9. I understand that NRLP3 inflammasome’s role in CLL is opposite from its activity in other types of leukemia and, in consequence, I guess this is why it is not included in Figure 2. However, I think it should be included to complete the full picture of NLRP3 inflammasome role in hematological diseases.
10. Regarding the legend in Figure 2, it should be much shorter and more concise. As it is now, all the information in the text is mentioned, again, in the Figure Legend, which is totally unnecessary.
11. Section 4.3 is really interesting, given the importance of exploring new avenues in treating hematological diseases. Therefore, I believe that some of the inhibitors that target NLRP3 activation could be included with further detail. In general, this section merits to be further developed.
12. Legend in Figure 3 is wrong. In fact, it contains the same text that Figure 2. Authors should replace it by the correct one.
Minor points
- Use of “leukemias” in plural is weird, since the correct form should be “leukemia”. It appears in lines 62 and 86, for example (apart from the subheading of section 2). Alternative expressions like “a group of leukemias” or “distinct type of leukemias” are correct but, beginning a sentence as “The leukemias…” is not appropriate.

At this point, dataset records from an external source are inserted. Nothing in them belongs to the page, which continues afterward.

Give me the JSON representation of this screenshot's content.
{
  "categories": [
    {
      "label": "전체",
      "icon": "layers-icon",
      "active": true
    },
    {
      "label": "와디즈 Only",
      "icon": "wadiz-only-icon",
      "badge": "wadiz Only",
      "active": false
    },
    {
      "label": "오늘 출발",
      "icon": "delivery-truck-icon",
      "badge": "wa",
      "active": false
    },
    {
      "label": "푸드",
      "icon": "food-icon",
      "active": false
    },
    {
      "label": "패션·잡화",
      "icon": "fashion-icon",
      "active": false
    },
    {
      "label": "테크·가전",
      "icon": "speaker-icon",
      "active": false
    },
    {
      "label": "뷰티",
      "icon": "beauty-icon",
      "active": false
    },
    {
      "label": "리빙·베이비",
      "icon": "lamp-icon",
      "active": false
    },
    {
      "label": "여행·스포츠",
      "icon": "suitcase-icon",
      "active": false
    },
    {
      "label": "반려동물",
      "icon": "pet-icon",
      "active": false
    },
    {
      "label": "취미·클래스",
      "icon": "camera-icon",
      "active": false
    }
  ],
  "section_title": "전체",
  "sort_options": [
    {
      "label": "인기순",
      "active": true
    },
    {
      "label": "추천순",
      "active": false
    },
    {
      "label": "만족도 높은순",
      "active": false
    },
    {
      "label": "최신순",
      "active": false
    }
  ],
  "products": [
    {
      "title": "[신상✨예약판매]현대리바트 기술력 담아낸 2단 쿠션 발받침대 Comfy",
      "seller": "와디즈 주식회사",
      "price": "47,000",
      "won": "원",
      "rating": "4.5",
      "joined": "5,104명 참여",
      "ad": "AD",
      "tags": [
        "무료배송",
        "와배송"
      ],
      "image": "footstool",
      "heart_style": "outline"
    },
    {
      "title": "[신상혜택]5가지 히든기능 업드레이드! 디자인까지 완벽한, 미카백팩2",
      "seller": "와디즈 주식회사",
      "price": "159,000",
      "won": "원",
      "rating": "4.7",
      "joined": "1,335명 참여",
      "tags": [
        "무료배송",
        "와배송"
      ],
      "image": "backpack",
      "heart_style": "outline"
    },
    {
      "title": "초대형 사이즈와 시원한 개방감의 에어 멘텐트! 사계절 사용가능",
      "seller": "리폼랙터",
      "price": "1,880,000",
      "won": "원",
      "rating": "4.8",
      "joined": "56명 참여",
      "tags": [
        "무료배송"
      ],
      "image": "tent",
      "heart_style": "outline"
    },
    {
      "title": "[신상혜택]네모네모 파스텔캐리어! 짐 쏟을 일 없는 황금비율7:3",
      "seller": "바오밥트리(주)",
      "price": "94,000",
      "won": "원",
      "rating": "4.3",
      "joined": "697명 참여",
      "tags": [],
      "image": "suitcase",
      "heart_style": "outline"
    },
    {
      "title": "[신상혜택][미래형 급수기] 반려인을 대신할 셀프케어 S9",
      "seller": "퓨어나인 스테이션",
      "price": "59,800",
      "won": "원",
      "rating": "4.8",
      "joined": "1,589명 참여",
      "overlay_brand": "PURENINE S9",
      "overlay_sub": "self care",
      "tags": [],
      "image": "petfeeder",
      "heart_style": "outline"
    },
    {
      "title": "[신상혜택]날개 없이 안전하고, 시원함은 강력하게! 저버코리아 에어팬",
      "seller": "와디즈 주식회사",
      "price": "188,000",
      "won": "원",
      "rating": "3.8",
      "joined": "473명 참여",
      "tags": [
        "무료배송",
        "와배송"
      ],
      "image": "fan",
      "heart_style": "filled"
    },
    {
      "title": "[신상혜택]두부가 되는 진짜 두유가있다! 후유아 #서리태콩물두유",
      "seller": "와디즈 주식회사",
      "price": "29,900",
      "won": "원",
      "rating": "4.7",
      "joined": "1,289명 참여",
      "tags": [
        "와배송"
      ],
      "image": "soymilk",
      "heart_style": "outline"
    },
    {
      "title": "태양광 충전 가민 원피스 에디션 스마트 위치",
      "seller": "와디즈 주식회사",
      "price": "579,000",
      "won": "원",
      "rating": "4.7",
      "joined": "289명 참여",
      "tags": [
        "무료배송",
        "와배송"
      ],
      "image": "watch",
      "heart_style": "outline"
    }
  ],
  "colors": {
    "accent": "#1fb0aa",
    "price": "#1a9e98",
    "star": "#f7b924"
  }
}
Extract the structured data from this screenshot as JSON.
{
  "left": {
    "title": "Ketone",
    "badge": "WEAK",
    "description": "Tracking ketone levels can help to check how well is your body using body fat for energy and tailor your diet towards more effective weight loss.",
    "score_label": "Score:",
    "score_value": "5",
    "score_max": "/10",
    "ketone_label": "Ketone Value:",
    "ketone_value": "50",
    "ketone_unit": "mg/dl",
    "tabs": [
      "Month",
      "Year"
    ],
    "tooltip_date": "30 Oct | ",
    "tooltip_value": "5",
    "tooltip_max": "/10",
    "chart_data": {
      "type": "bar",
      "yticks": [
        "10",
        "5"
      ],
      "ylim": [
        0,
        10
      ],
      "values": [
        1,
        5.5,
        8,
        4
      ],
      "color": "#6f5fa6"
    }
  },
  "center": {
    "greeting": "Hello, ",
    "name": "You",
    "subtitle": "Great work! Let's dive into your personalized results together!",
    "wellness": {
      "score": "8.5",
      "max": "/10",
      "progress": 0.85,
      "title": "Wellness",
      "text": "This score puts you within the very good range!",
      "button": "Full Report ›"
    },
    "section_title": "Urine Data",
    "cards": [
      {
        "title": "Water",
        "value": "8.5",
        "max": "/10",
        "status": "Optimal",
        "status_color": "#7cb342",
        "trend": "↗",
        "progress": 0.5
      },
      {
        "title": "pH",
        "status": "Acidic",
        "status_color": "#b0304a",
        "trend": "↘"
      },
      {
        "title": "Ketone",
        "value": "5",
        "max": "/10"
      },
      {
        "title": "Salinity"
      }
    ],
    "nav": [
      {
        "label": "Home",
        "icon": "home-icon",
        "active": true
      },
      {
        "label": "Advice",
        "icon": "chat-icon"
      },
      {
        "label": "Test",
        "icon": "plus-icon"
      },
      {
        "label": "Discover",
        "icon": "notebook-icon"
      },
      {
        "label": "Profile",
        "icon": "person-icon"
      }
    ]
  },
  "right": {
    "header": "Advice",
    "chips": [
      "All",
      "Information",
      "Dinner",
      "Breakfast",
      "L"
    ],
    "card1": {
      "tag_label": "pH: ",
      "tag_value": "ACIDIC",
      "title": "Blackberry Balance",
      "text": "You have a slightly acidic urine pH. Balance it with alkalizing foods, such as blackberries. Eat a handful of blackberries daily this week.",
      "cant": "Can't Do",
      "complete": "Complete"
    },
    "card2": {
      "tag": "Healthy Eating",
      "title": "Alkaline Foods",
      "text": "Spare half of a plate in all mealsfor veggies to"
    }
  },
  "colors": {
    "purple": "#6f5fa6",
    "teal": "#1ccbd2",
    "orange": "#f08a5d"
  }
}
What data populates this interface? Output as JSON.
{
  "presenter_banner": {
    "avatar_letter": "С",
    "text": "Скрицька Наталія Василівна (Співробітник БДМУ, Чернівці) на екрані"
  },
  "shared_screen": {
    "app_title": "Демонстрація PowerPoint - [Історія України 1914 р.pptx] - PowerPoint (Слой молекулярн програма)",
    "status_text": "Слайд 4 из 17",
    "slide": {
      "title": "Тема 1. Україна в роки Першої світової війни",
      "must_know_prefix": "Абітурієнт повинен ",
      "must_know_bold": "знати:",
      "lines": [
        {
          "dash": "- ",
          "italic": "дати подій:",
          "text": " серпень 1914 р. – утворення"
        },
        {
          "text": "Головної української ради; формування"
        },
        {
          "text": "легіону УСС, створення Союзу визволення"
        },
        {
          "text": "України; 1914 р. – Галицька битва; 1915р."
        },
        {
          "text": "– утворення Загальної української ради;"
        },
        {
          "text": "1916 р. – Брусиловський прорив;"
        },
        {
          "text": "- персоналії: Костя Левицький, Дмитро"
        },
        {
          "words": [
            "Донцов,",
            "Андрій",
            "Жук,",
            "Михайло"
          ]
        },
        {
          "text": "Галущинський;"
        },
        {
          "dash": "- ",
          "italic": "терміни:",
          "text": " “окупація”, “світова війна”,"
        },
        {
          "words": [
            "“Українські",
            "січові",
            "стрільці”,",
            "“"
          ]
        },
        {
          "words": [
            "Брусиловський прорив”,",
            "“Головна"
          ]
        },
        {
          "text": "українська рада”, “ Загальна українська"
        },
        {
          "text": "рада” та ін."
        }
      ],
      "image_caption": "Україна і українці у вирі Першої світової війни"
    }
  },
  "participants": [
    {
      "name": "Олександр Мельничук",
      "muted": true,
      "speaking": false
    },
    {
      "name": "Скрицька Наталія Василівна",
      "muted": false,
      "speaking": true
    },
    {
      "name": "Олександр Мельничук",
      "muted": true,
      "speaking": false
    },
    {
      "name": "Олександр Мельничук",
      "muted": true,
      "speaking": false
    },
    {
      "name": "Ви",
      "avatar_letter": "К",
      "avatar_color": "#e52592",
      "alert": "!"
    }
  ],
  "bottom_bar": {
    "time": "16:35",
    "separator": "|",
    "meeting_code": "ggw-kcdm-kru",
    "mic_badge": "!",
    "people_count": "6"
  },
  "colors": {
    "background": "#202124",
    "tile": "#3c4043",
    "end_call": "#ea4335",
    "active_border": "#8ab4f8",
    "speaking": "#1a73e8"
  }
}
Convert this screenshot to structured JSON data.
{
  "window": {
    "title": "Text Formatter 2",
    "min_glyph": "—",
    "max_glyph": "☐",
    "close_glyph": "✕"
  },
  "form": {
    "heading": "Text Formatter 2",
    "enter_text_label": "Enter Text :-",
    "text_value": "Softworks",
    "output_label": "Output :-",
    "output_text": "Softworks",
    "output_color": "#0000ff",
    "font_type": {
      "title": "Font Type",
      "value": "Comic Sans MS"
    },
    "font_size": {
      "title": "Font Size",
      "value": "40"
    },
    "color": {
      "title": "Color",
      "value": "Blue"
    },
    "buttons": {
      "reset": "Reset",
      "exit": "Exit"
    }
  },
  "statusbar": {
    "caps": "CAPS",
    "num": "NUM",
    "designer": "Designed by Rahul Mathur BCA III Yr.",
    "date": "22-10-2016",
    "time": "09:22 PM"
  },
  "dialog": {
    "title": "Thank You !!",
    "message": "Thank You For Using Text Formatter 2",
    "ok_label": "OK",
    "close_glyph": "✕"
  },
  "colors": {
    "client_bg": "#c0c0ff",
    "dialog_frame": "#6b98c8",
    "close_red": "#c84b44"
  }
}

- In line 133, “in vivo” should be written in italics.
- The subheading “4.2.1 Myelodysplastic syndrome (MDS)” (line 190) should be in regular typing, not in italics.
Author Response
Please see teh attachement
Author Response File: Author Response.pdf
Reviewer 2 Report
This review article is a very concise summary of the ongoing research on NLRP3 inflammasome in myeloid malignancies. Overall represents a very good overview.
Author Response
REVIEWER 2
We thank the reviewer for the very good rating and the positive review.
Round 2
Reviewer 1 Report
The review from Urwanisch et al. has been widely improved in this revised version and can be now accepted for publication in its present form.